We initially called it Git LOB, and after working on it for a few months we attended Git Merge this May to announce it.
What neither Atlassian nor GitHub realised is that we’d both been working on the same problem! Atlassians and GitHubbers met in the bar the night before our talks, to discover that we’d both:
– made the decision to write a new tool for large files in git
– chosen to write it in Go
– designed the tools in very similar ways
– planned to announce the work on the same day at Git Merge.
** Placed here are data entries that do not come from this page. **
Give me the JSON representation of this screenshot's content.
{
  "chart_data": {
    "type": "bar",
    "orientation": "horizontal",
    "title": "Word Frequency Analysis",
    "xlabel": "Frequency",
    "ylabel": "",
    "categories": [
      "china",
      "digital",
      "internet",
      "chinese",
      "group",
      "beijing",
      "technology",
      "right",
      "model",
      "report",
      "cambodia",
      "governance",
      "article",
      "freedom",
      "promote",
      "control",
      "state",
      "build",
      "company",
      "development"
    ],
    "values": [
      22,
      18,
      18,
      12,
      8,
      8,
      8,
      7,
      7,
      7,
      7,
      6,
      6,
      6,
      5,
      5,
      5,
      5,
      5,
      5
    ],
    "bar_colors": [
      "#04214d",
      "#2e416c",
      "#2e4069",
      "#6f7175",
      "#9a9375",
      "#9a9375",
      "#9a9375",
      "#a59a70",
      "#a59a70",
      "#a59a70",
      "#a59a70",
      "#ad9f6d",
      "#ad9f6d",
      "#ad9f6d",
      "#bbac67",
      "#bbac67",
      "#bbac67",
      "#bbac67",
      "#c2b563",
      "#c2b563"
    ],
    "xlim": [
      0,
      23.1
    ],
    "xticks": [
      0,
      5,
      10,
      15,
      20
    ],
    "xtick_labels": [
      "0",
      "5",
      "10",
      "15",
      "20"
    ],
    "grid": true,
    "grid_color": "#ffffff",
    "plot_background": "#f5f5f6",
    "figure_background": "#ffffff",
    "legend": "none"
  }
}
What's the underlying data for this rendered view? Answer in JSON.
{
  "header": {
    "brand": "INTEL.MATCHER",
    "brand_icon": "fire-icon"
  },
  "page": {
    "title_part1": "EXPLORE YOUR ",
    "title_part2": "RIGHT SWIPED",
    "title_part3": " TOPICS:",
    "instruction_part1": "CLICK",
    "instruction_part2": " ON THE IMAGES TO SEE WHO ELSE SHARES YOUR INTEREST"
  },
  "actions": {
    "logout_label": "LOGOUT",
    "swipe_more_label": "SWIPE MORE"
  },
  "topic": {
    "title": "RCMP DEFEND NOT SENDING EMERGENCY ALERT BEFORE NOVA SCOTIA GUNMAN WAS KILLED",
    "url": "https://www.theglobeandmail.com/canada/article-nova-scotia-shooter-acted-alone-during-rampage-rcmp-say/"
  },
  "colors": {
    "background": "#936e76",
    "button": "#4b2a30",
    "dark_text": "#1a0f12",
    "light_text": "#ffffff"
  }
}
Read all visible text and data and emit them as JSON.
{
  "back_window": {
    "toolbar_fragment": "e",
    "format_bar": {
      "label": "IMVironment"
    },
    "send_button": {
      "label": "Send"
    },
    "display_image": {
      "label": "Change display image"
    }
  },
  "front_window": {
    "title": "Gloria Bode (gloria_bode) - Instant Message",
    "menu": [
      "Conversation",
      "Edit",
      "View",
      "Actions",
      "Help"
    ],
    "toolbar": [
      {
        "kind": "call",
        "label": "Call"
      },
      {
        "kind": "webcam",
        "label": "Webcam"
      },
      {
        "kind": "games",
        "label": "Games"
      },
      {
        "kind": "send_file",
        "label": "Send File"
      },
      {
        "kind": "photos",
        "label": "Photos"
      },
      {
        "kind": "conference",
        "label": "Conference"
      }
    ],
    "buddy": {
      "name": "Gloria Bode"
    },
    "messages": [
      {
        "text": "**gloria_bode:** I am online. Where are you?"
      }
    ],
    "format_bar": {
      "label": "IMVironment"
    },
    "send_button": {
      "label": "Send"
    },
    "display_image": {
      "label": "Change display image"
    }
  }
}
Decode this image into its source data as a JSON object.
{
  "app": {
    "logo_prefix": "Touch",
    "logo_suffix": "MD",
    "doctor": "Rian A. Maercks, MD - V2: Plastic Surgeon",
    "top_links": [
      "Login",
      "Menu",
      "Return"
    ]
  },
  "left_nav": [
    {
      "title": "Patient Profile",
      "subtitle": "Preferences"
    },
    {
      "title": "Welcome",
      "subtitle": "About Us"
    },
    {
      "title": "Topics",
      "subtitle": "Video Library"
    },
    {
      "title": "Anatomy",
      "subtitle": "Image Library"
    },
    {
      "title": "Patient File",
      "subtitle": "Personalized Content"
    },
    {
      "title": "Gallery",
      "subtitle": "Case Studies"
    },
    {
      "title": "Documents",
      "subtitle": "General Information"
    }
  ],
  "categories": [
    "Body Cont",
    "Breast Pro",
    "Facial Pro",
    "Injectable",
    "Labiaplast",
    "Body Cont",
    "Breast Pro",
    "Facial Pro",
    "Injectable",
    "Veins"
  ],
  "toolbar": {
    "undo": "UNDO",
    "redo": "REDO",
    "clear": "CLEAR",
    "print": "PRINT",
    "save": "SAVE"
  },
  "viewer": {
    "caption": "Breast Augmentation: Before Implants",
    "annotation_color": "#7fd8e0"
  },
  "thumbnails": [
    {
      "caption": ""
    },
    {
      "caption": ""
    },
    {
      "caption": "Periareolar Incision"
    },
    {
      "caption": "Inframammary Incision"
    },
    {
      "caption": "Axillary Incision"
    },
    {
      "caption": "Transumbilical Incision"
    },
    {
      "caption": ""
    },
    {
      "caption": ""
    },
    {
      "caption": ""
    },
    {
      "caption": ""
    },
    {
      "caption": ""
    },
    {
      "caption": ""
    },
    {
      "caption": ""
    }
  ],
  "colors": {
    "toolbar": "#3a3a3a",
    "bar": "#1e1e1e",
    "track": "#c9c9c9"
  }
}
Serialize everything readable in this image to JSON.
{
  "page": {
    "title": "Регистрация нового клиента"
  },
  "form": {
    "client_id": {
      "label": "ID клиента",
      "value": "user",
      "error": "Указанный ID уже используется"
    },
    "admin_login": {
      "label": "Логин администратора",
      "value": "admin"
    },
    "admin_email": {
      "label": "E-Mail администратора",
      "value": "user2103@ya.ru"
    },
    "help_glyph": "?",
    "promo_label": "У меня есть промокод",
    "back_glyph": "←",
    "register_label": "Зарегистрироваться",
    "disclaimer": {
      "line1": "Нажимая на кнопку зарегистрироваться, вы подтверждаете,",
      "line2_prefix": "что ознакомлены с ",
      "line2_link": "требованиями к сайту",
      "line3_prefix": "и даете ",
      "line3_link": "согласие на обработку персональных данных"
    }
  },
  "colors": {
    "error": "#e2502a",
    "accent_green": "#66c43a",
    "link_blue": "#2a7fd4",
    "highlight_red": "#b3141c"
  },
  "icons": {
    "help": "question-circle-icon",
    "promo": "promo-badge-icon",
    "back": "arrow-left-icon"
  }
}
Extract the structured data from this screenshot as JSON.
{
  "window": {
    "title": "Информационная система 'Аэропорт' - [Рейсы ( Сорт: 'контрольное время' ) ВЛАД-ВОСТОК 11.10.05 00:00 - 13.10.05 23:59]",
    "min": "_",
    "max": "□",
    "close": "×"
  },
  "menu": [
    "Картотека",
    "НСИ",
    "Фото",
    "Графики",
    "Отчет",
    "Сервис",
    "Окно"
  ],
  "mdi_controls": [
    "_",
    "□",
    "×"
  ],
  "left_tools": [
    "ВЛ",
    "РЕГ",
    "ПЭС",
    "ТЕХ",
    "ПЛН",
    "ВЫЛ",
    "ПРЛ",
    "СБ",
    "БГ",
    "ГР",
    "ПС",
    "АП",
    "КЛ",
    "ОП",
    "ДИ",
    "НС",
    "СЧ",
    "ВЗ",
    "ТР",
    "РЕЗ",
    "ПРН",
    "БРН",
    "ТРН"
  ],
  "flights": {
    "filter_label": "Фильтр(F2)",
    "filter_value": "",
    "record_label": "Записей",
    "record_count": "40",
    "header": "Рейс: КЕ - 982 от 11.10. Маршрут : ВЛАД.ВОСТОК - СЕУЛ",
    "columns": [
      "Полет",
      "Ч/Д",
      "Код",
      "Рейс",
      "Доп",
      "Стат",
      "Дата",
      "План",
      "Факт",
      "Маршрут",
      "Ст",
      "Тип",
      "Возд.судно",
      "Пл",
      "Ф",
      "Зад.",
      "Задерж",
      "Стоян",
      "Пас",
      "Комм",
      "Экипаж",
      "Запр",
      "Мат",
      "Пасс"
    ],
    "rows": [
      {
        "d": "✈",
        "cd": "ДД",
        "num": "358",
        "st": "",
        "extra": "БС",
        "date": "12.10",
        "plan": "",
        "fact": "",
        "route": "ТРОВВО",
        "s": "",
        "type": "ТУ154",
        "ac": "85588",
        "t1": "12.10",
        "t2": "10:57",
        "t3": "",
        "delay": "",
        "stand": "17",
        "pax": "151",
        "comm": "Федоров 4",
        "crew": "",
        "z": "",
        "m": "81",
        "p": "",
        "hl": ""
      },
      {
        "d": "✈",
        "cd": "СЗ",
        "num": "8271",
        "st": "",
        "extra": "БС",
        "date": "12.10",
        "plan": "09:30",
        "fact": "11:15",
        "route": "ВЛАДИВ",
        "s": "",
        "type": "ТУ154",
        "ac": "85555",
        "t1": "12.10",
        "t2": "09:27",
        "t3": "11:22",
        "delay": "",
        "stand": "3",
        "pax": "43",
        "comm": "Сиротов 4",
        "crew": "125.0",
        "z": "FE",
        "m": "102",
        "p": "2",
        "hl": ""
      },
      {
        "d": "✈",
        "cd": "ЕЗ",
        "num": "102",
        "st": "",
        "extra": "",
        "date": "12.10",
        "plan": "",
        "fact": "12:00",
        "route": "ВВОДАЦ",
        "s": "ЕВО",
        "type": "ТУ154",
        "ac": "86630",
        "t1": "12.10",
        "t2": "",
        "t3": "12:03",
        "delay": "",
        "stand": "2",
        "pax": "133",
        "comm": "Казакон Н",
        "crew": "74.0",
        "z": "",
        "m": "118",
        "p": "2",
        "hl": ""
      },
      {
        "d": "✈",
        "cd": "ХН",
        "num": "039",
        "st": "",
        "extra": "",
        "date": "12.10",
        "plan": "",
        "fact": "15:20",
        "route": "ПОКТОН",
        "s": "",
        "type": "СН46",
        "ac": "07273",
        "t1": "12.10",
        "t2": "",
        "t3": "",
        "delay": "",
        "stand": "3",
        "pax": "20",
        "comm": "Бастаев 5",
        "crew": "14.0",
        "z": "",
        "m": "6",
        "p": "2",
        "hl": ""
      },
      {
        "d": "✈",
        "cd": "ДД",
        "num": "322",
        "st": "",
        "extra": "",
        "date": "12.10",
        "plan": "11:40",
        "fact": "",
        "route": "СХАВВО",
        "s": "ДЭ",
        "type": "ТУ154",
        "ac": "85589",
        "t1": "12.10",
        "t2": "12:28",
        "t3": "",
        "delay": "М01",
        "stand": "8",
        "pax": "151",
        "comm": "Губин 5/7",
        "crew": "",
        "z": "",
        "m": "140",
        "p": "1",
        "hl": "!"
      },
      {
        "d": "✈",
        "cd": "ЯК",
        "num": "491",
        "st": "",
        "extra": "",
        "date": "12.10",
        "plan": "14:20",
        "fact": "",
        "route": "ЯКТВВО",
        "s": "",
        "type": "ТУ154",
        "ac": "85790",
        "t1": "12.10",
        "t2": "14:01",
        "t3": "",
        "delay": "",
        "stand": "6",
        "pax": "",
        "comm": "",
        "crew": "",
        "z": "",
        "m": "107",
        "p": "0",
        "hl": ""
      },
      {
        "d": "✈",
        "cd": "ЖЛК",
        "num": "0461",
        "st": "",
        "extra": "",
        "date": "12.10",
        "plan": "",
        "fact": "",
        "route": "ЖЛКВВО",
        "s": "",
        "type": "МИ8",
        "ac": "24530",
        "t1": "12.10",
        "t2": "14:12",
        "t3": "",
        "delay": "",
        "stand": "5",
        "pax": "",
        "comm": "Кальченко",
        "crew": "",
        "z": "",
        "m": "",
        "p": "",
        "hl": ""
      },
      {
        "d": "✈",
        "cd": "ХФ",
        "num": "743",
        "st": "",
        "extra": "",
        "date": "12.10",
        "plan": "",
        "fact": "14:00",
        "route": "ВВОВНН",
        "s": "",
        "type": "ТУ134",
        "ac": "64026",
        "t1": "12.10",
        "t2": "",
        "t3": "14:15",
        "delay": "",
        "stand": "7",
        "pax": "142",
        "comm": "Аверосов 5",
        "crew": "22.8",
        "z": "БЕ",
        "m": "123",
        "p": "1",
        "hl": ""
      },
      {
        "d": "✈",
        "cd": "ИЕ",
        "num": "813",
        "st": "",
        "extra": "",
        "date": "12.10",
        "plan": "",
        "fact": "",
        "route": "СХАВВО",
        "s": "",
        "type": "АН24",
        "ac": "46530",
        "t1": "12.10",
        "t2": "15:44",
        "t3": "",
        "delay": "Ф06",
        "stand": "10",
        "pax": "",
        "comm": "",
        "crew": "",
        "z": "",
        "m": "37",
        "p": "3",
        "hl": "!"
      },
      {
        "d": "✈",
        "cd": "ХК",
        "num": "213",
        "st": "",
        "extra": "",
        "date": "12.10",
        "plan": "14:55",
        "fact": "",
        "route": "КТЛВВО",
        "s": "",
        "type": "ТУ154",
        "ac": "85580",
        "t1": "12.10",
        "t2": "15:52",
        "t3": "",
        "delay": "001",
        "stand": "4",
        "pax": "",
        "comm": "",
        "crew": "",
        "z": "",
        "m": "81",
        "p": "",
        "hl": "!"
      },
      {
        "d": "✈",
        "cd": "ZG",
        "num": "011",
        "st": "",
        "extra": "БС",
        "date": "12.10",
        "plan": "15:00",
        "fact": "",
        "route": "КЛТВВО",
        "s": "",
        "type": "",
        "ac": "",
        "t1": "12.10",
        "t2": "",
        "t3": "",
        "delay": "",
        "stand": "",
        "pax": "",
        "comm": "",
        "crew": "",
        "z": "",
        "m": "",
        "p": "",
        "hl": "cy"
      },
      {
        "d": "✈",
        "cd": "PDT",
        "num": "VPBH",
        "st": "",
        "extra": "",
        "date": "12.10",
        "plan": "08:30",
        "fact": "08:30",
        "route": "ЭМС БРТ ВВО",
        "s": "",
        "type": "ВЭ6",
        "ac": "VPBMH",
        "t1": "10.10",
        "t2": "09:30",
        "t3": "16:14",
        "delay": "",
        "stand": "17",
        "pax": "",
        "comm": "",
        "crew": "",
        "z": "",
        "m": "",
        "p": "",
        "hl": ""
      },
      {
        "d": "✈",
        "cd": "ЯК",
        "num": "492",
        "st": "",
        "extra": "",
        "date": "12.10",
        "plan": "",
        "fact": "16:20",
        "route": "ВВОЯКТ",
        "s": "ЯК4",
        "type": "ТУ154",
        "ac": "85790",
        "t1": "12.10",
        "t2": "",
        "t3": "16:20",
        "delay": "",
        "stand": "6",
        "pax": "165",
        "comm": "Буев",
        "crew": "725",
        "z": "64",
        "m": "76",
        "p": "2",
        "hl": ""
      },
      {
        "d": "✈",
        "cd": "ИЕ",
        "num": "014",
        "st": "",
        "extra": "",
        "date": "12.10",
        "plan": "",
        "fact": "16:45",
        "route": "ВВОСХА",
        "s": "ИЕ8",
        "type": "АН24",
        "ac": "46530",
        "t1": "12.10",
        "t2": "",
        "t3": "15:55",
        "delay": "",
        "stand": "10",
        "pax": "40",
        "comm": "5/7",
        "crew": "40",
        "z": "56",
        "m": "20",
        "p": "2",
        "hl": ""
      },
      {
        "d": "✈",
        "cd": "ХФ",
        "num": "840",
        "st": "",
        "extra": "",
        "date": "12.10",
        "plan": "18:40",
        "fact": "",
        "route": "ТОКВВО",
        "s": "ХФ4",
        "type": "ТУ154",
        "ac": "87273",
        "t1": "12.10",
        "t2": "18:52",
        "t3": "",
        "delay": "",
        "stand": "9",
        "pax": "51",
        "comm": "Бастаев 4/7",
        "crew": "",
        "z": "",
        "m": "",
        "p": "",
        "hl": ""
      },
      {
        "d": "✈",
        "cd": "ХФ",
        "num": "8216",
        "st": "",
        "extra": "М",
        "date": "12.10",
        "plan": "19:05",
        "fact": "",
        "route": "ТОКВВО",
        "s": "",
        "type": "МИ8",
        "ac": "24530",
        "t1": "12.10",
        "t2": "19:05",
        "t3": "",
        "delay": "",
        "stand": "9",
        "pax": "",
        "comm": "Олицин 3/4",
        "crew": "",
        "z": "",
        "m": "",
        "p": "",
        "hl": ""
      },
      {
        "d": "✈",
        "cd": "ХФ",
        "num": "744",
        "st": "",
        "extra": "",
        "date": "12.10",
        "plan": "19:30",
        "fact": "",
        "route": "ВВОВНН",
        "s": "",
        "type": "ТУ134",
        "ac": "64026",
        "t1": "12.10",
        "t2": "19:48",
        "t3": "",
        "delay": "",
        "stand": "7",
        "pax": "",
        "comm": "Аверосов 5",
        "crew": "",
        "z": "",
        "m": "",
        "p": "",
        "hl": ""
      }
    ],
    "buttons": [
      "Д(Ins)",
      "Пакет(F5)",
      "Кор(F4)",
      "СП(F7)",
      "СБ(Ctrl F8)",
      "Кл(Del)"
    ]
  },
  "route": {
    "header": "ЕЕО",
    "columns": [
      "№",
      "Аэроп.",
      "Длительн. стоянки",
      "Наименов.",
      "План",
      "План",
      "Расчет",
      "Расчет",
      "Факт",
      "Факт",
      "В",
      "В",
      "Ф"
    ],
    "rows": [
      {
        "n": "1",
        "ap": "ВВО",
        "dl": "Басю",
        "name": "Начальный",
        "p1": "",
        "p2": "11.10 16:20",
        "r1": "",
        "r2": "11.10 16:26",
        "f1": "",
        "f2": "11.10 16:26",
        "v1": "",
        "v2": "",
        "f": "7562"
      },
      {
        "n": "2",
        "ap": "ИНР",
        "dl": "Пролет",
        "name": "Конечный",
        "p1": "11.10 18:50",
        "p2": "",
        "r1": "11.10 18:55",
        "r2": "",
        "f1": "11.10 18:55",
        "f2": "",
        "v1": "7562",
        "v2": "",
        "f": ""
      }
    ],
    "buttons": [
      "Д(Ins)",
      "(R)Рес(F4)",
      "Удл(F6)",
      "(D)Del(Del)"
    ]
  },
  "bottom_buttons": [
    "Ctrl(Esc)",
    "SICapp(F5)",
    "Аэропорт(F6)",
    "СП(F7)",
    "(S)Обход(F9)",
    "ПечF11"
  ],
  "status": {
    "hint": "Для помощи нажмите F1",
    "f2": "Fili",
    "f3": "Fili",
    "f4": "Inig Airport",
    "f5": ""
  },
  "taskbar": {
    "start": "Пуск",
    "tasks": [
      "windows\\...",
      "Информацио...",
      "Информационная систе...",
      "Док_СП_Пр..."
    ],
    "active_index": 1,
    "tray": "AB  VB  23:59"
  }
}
Crazy right? Was it really all a coincidence? Turns out that yeah, it absolutely was, we’d both done this completely independently. I guess great minds really do think alike
We decided it made no sense to fragment the community when Git LOB and Git LFS were clearly so similar in their approach. It wasn’t a complete overlap, there were things that Git LOB did that Git LFS didn’t and vice versa – the best solution would be to have the best of both. So we open sourced our version as a reference, then switched our efforts to contribute to Git LFS instead, starting with porting across features we’d already developed that were useful for Git LFS. We at Atlassian plan to continue collaborating on the Git LFS project for the foreseeable future.
How it’s been going
I’ve really enjoyed working with the community around Git LFS, it’s turning out to be a really productive team effort. I’ve contributed 36 pull requests so far, making me the biggest non-GitHub contributor to the project right now:
If you’re using Git LFS, my name crops up quite a lot in the new features for v0.6 Many of these features were ported across from Git LOB, but the best thing is, I actually managed to make them better as I did the port, since you can always find improvements when you look at a problem the second time.
While it was a hard decision for me personally to stop working on our own solution, a few months on I’m really happy with the outcome and it was absolutely the right thing to do for the community. I firmly believe we’ll create something even more awesome by working with the open source community, and that I’ll be able to contribute positively to that effort. We at Atlassian feel it makes perfect sense for us to work to a common standard just like we do with Git itself and concentrate on creating great solutions around it, especially those that fit the needs of professional teams.
I’m working on a number of features for future Git LFS versions, including support for pruning, extensions to the SSH support, and more. I’ll also be just generally around the community commenting on stuff and trying to help out. I’ll be at GitHub Universe too, talking about our collaboration as part of the “Using Git LFS” panel on 1st October.
You’ll also be hearing much more about Git LFS support in Atlassian products, which of course includes Bitbucket and SourceTree. Watch this space! In any case, thanks for reading and I hope my little story of random coincidences and community collaboration was interesting.